Mi sarebbe piaciuto, sin dall’inizio, l’incontro reale, faccia a faccia, di un gruppetto di amici che si fosse ritrovato, un giorno alla settimana, per leggere insieme un canto di Dante e parlarne, aiutarsi a capirlo e rendersi intelligenti a vicenda (come dice Origene). Non potendosi far questo (benché fossimo allora ante virus natum), pensai ad una comitiva virtuale, come quella che di fatto si è realizzata, bene o male, qui sul blog. (Comitiva: che bellissima parola, da noi degradata nell’uso corrente ad espressione del turismo della peggior specie, e invece evocativa di ben altro cammino!).
Ci abbiamo messo due anni, con un passo ben più lento di quello immaginato all’inizio, ma ci siamo arrivati: abbiamo letto per intero l’Inferno e per intero il Purgatorio. Che è già qualcosa. Ma ora, perché avere il dubbio se andare avanti oppure no? Non dovrebbe essere evidente che quando si comincia una cosa, poi è bene portarla a compimento? (Lo dice il vangelo, ma lo dicevano anche le mamme a noi da bambini, negli anni cinquanta e sessanta: “quel che è nel piatto si finisce!”).
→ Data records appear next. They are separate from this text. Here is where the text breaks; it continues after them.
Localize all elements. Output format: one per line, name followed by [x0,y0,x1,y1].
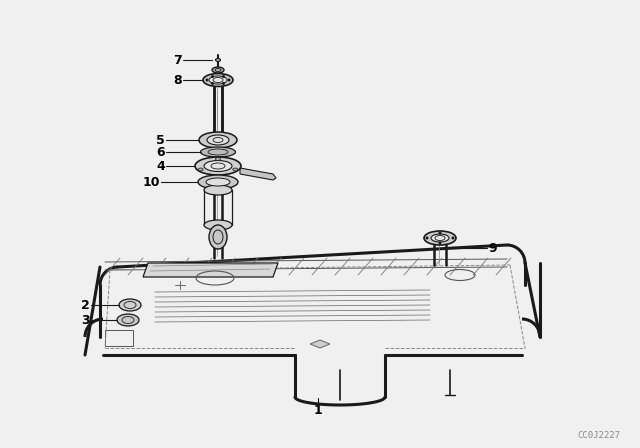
Circle shape [211,82,214,85]
Ellipse shape [204,185,232,195]
Ellipse shape [199,132,237,148]
Circle shape [205,78,209,82]
Ellipse shape [424,231,456,245]
Text: 1: 1 [314,404,323,417]
Ellipse shape [204,160,232,172]
Circle shape [426,237,429,240]
Circle shape [451,237,454,240]
Text: 3: 3 [81,314,90,327]
Ellipse shape [117,314,139,326]
Ellipse shape [216,158,221,160]
Text: CC0J2227: CC0J2227 [577,431,620,439]
Ellipse shape [431,234,449,242]
Text: 10: 10 [143,176,160,189]
Circle shape [222,82,225,85]
Circle shape [211,75,214,78]
Text: 6: 6 [156,146,165,159]
Ellipse shape [209,76,227,84]
Text: 7: 7 [173,53,182,66]
Ellipse shape [119,299,141,311]
Text: 2: 2 [81,298,90,311]
Ellipse shape [200,147,236,157]
Text: 9: 9 [488,241,497,254]
Circle shape [222,75,225,78]
Polygon shape [240,168,276,180]
Text: 5: 5 [156,134,165,146]
Ellipse shape [204,220,232,230]
Ellipse shape [233,168,238,171]
Ellipse shape [198,168,203,171]
Circle shape [227,78,230,82]
Polygon shape [143,263,278,277]
Ellipse shape [209,225,227,249]
Ellipse shape [207,135,229,145]
Circle shape [438,241,442,245]
Polygon shape [310,340,330,348]
Ellipse shape [206,178,230,186]
Text: 4: 4 [156,159,165,172]
Ellipse shape [212,67,224,73]
Ellipse shape [195,157,241,175]
Bar [105,330,133,346]
Ellipse shape [203,73,233,86]
Ellipse shape [198,175,238,189]
Circle shape [438,232,442,234]
Text: 8: 8 [173,73,182,86]
Ellipse shape [216,59,221,61]
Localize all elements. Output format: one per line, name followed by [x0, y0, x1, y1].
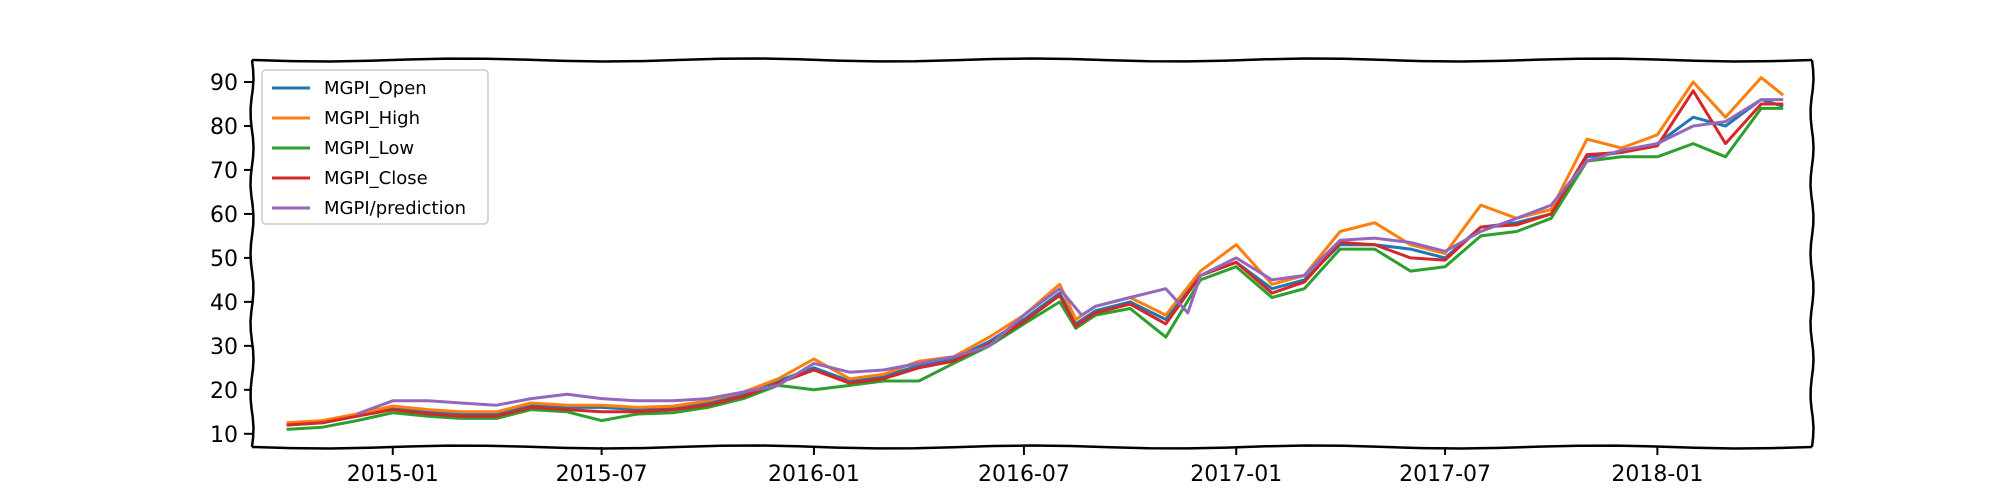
y-tick-label: 70 — [210, 159, 238, 184]
series-line-mgpi-low — [286, 106, 1784, 431]
legend-label: MGPI_Close — [324, 168, 428, 189]
legend-label: MGPI/prediction — [324, 198, 466, 219]
axis-spine-top — [251, 57, 1813, 63]
legend: MGPI_Open MGPI_High MGPI_Low MGPI_Close MGPI… — [261, 69, 489, 225]
series-line-mgpi-high — [286, 76, 1785, 425]
legend-label: MGPI_Open — [324, 78, 427, 99]
y-tick-label: 40 — [210, 291, 238, 316]
legend-label: MGPI_Low — [324, 138, 414, 159]
y-tick-label: 60 — [210, 203, 238, 228]
axis-spine-bottom — [251, 444, 1813, 450]
y-tick-label: 50 — [210, 247, 238, 272]
series-line-mgpi-close — [286, 89, 1784, 427]
y-tick-label: 80 — [210, 115, 238, 140]
axis-spine-left — [249, 59, 255, 448]
y-tick-label: 30 — [210, 335, 238, 360]
series-lines — [286, 76, 1785, 431]
legend-box — [261, 69, 489, 225]
x-tick-label: 2015-07 — [556, 462, 648, 487]
series-line-mgpi-prediction — [356, 98, 1784, 416]
axes-frame — [249, 57, 1815, 450]
x-tick-label: 2017-01 — [1190, 462, 1282, 487]
series-line-mgpi-open — [286, 98, 1784, 427]
axis-spine-right — [1809, 59, 1815, 448]
x-tick-label: 2016-07 — [978, 462, 1070, 487]
y-tick-label: 90 — [210, 71, 238, 96]
x-axis: 2015-01 2015-07 2016-01 2016-07 2017-01 2017-… — [347, 447, 1703, 487]
x-tick-label: 2018-01 — [1611, 462, 1703, 487]
x-tick-label: 2015-01 — [347, 462, 439, 487]
y-axis: 10 20 30 40 50 60 70 80 90 — [210, 71, 252, 448]
x-tick-label: 2016-01 — [768, 462, 860, 487]
legend-label: MGPI_High — [324, 108, 420, 129]
y-tick-label: 20 — [210, 379, 238, 404]
x-tick-label: 2017-07 — [1399, 462, 1491, 487]
y-tick-label: 10 — [210, 423, 238, 448]
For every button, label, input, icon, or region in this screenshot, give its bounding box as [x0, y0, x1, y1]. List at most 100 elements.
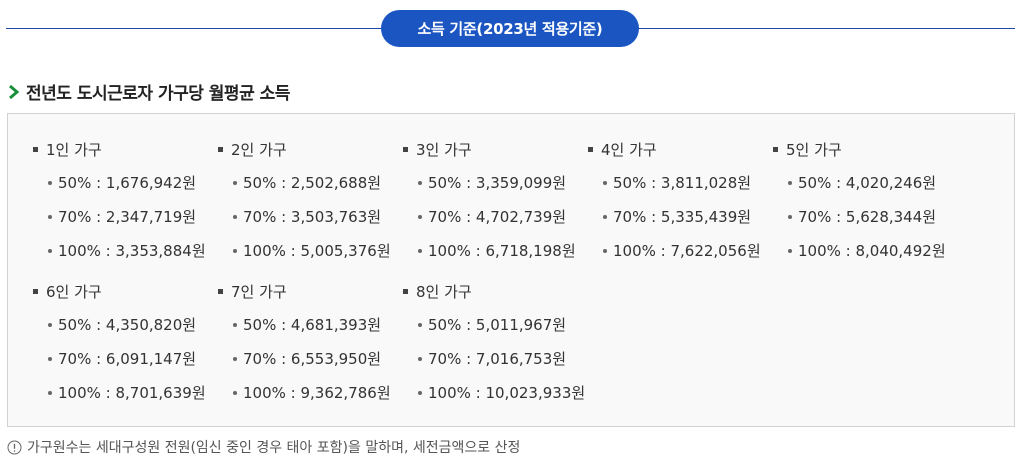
income-table-box: 1인 가구 50% : 1,676,942원 70% : 2,347,719원 … [7, 113, 1015, 427]
household-group-5: 5인 가구 [773, 139, 842, 159]
household-group-6: 6인 가구 [33, 281, 102, 301]
household-label: 5인 가구 [773, 139, 842, 159]
income-item-text: 50% : 4,350,820원 [58, 316, 197, 334]
income-item: 70% : 3,503,763원 [233, 206, 381, 227]
household-group-3: 3인 가구 [403, 139, 472, 159]
income-item-text: 100% : 8,701,639원 [58, 384, 206, 402]
dot-bullet-icon [603, 180, 607, 185]
income-item: 100% : 3,353,884원 [48, 240, 206, 261]
income-item: 50% : 3,359,099원 [418, 172, 566, 193]
income-item: 100% : 10,023,933원 [418, 382, 585, 403]
income-item: 70% : 6,553,950원 [233, 348, 381, 369]
income-item: 70% : 5,628,344원 [788, 206, 936, 227]
household-group-2: 2인 가구 [218, 139, 287, 159]
dot-bullet-icon [233, 214, 237, 219]
income-item: 50% : 4,020,246원 [788, 172, 936, 193]
income-item-text: 50% : 3,359,099원 [428, 174, 567, 192]
household-label-text: 6인 가구 [46, 282, 102, 301]
dot-bullet-icon [233, 356, 237, 361]
square-bullet-icon [403, 288, 408, 294]
household-label: 7인 가구 [218, 281, 287, 301]
income-item: 70% : 6,091,147원 [48, 348, 196, 369]
dot-bullet-icon [418, 248, 422, 253]
income-item-text: 50% : 3,811,028원 [613, 174, 752, 192]
household-group-8: 8인 가구 [403, 281, 472, 301]
dot-bullet-icon [233, 248, 237, 253]
household-group-4: 4인 가구 [588, 139, 657, 159]
income-item-text: 70% : 7,016,753원 [428, 350, 567, 368]
income-item: 50% : 4,681,393원 [233, 314, 381, 335]
income-item-text: 70% : 5,628,344원 [798, 208, 937, 226]
dot-bullet-icon [788, 248, 792, 253]
income-item-text: 100% : 8,040,492원 [798, 242, 946, 260]
household-label-text: 1인 가구 [46, 140, 102, 159]
dot-bullet-icon [233, 180, 237, 185]
dot-bullet-icon [603, 214, 607, 219]
income-item-text: 100% : 5,005,376원 [243, 242, 391, 260]
income-item: 100% : 6,718,198원 [418, 240, 576, 261]
income-item-text: 70% : 2,347,719원 [58, 208, 197, 226]
square-bullet-icon [218, 146, 223, 152]
dot-bullet-icon [48, 322, 52, 327]
household-label-text: 4인 가구 [601, 140, 657, 159]
chevron-right-icon [9, 84, 20, 99]
household-group-1: 1인 가구 [33, 139, 102, 159]
dot-bullet-icon [418, 356, 422, 361]
income-item-text: 70% : 4,702,739원 [428, 208, 567, 226]
dot-bullet-icon [233, 322, 237, 327]
dot-bullet-icon [418, 214, 422, 219]
dot-bullet-icon [48, 214, 52, 219]
income-item-text: 70% : 6,553,950원 [243, 350, 382, 368]
dot-bullet-icon [48, 180, 52, 185]
income-item: 50% : 1,676,942원 [48, 172, 196, 193]
household-label: 6인 가구 [33, 281, 102, 301]
household-label: 4인 가구 [588, 139, 657, 159]
income-item-text: 70% : 5,335,439원 [613, 208, 752, 226]
income-item: 100% : 8,040,492원 [788, 240, 946, 261]
household-label: 1인 가구 [33, 139, 102, 159]
footnote-text: 가구원수는 세대구성원 전원(임신 중인 경우 태아 포함)을 말하며, 세전금… [27, 440, 521, 456]
dot-bullet-icon [788, 180, 792, 185]
dot-bullet-icon [48, 356, 52, 361]
household-group-7: 7인 가구 [218, 281, 287, 301]
income-item: 70% : 7,016,753원 [418, 348, 566, 369]
income-item: 70% : 4,702,739원 [418, 206, 566, 227]
dot-bullet-icon [418, 180, 422, 185]
square-bullet-icon [403, 146, 408, 152]
income-item-text: 50% : 2,502,688원 [243, 174, 382, 192]
income-item: 50% : 3,811,028원 [603, 172, 751, 193]
income-item: 50% : 4,350,820원 [48, 314, 196, 335]
income-item: 50% : 5,011,967원 [418, 314, 566, 335]
square-bullet-icon [33, 146, 38, 152]
income-item-text: 100% : 10,023,933원 [428, 384, 586, 402]
section-heading: 전년도 도시근로자 가구당 월평균 소득 [7, 79, 290, 104]
square-bullet-icon [588, 146, 593, 152]
income-item: 100% : 8,701,639원 [48, 382, 206, 403]
income-item-text: 100% : 7,622,056원 [613, 242, 761, 260]
square-bullet-icon [218, 288, 223, 294]
income-item: 70% : 5,335,439원 [603, 206, 751, 227]
dot-bullet-icon [418, 322, 422, 327]
income-item-text: 50% : 1,676,942원 [58, 174, 197, 192]
income-item-text: 100% : 9,362,786원 [243, 384, 391, 402]
income-item: 100% : 9,362,786원 [233, 382, 391, 403]
footnote: 가구원수는 세대구성원 전원(임신 중인 경우 태아 포함)을 말하며, 세전금… [7, 437, 520, 457]
dot-bullet-icon [603, 248, 607, 253]
income-item-text: 50% : 4,681,393원 [243, 316, 382, 334]
income-item-text: 50% : 4,020,246원 [798, 174, 937, 192]
household-label-text: 5인 가구 [786, 140, 842, 159]
income-item-text: 50% : 5,011,967원 [428, 316, 567, 334]
dot-bullet-icon [418, 390, 422, 395]
page-title: 소득 기준(2023년 적용기준) [381, 10, 639, 47]
income-item-text: 100% : 3,353,884원 [58, 242, 206, 260]
household-label: 2인 가구 [218, 139, 287, 159]
household-label-text: 8인 가구 [416, 282, 472, 301]
household-label-text: 2인 가구 [231, 140, 287, 159]
household-label: 3인 가구 [403, 139, 472, 159]
income-item: 50% : 2,502,688원 [233, 172, 381, 193]
income-item: 100% : 5,005,376원 [233, 240, 391, 261]
income-item: 70% : 2,347,719원 [48, 206, 196, 227]
income-item-text: 70% : 3,503,763원 [243, 208, 382, 226]
household-label-text: 7인 가구 [231, 282, 287, 301]
dot-bullet-icon [48, 390, 52, 395]
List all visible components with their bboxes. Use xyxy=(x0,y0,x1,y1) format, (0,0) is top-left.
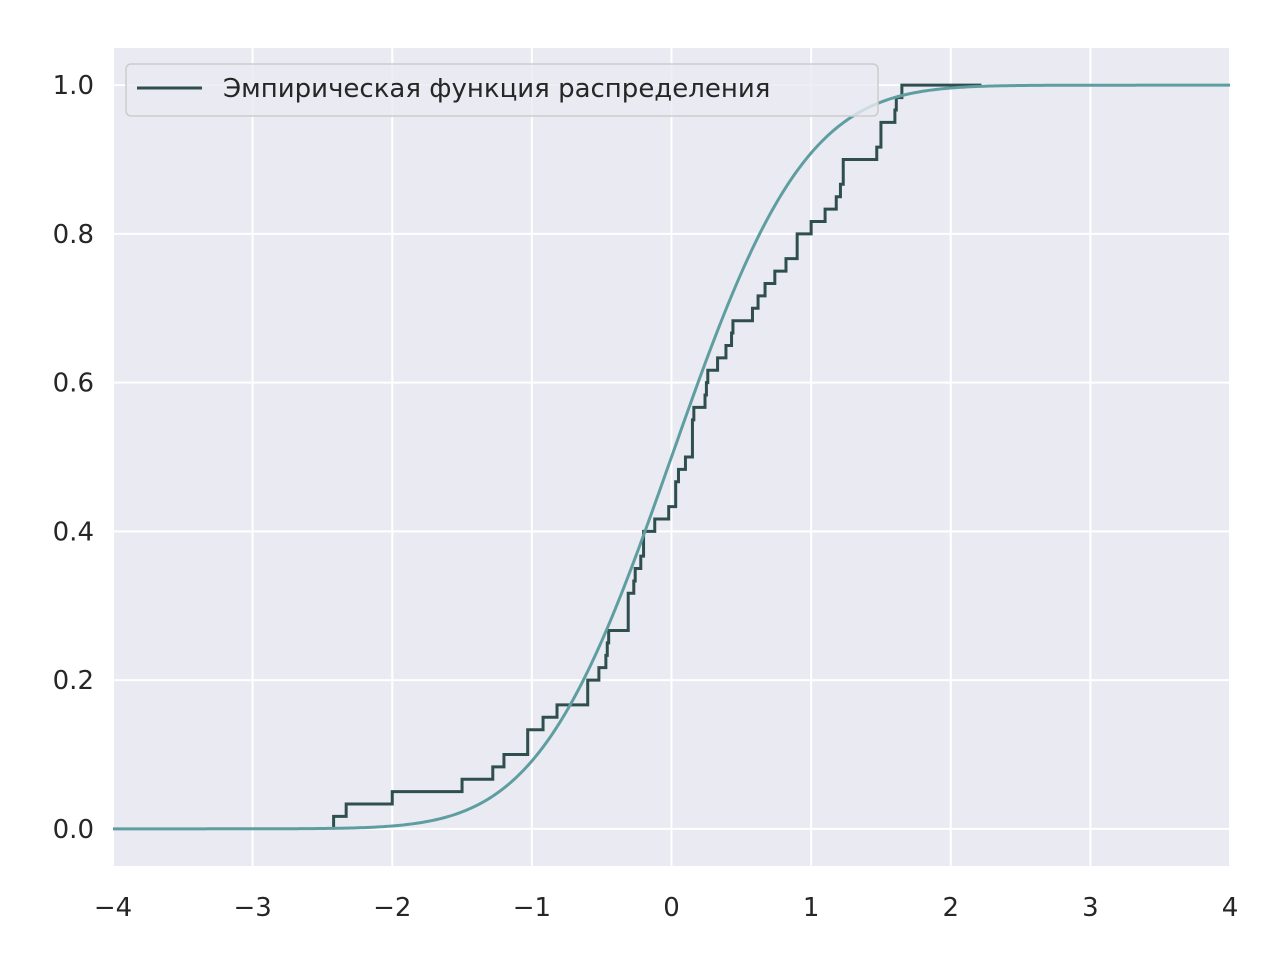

Perché il Paradiso è un’altra cosa. Perché è Dante stesso a metterci in guardia, con quel severissimo – e unico, nella storia della letteratura! – monito del canto II, vv. 1-15, nel quale sembra quasi esortare la maggior parte dei suoi lettori a lasciar perdere: “tornate a guardare la televisione o a fare le parole crociate, che se vi ‘mettete in mare’ dietro di me rischiate poi di non riuscire a starmi dietro, e allora «rimarreste smarriti». Smarriti! La prima parola della Commedia che descrive la condizione umana. Torneremmo nella selva oscura. Per favore, prendiamolo sul serio: una “cattiva lettura” del Paradiso può fare veramente male.
Davvero noi ci iscriveremo a buon mercato e senza farci alcun esame di coscienza al novero degli happy few, i pochi allenati da tempo a drizzare il collo «al pan de li angeli» che egli pretende come unici compagni della sua ultima navigazione? Così, senza battere ciglio?
E poi, anche ammesso che ci prendiamo questa responsabilità e corriamo questo rischio, dovrebbe esserci chiaro che la lettura dovrà essere diversa da quella a cui ci siamo abituati finora. Finché s’è viaggiato “ad altezza d’uomo”, per le lande desolate dell’Inferno e la bella natura, marina e montana, del Purgatorio, si è potuta parlare una lingua umana, e anche cicalare un po’ (come qui s’è fatto, via!). Ora è come entrare in un tempio, in un luogo sacro dove la lingua è solo quella divina della preghiera, della lode adorante, della meditazione, quindi ultimamente una lingua trascendente. Una lingua piena di silenzio: e chi la conosce? Forse qui ci sarebbe solo da leggere, in ginocchio, come si prega.
Però, d’altro canto – e qui mi trovo in una contraddizione che non so risolvere – nessun testo poetico è arduo come questo, e dunque nessuno avrebbe tanto bisogno di spiegazioni, di approfondimenti, di parole di servizio, di … commenti. Ma ha senso commentare una poesia del genere? Non rischia ogni chiosa di diventare una distrazione, un orpello? Non si dovrebbe solo pregarla, questa poesia, per la purificazione della nostra mente e la salvezza della nostra anima?
Ecco, ho detto malamente la mia. Ora dite la vostra. E ditela tutti, se possibile, anche quelli che di solito non parlano. «Io e i compagni eravam vecchi e tardi»: la mia orazion picciola (all’incontrario) l’ho fatta. Pensateci bene, e se dall’esperienza del percorso fatto avete ricavato qualche suggerimento su come si potrebbe navigare d’ora in poi, ditelo.